Under Early Access or commercial engagement, this is delivered as a dependency of the shipped checkpoint — no retraining, no separate model, no post-hoc approximation. See Why HLM gives provable interpretability for the mechanism and EU AI Act compliance for the legal framing.
Runtime compute dial — measured on hlm-micro-anomaly-v0
Same weights, user-selectable at load time:
| Mode | T | Accuracy | Latency (CPU, 1 inference) |
|---|---|---|---|
| Emergency | 1 | 42.67% | 0.30 ms |
| Deploy (default) | 3 | 63.33% | 0.80 ms |
| Quality | 5 | 81.17% | 1.28 ms |
The T dial is an architectural property, not a feature that needs per-task tuning. Every zoo model has it. For a battery-powered sensor node, T=1 during return-to-base and T=5 during anomaly response is a natural deployment pattern.
Comparison to TinyML
The HLM-Micro zoo is not meant to win on raw single-task accuracy — hand-tuned TinyML models specialised to one task will beat a general-purpose HLM-Micro on that task. The pitch is the combination of properties no TinyML model offers:
- Per-inference cryptographic audit trail
- Runtime compute dial on the same weights
- Single-checkpoint multimodal (text + audio + sensor via modality tag)

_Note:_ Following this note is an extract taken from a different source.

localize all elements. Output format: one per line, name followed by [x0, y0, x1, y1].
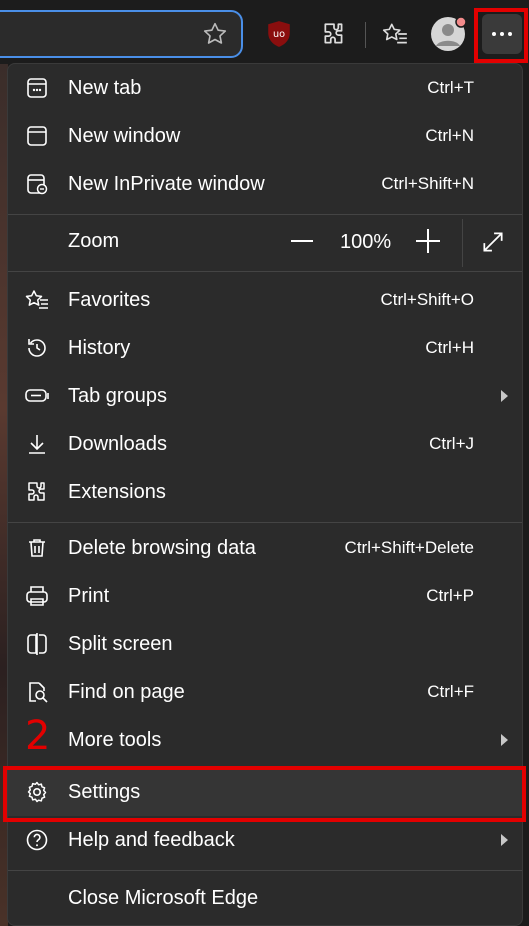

- Post-deployment concept editing via small OTA basin patches
- EU-sovereign IP stack
On UCI HAR (the only head-to-head comparable entry today), HLM-Micro at 89.75% is within the TinyML baseline range — losing by ~5% on raw accuracy, gaining those five properties.
How models are named
hlm-micro-<task>-<size> / hlm-nano-<preset>-<size>:
<size> | Meaning |
|---|---|
v0 | Current release — CPU-trainable reference checkpoint |
full | ESP32-S3 target (Micro) per HLM-Micro spec |
xl | Stretch hardware (Alif Ensemble / K230 / BL808) |
v1 progression will run v0 → full once the INT4 QAT pipeline matures for each task.
License
Zoo weights and reference code, once access is granted: BSL 1.1 (Apache 2.0 in 2030), consistent with the rest of the qriton-hlm platform. Training datasets carry their own licenses — UCI HAR requires attribution to Anguita et al. 2013; MIMII is CC-BY; RadioML is distributed under DeepSig's research license; synthetic-data models are free-use.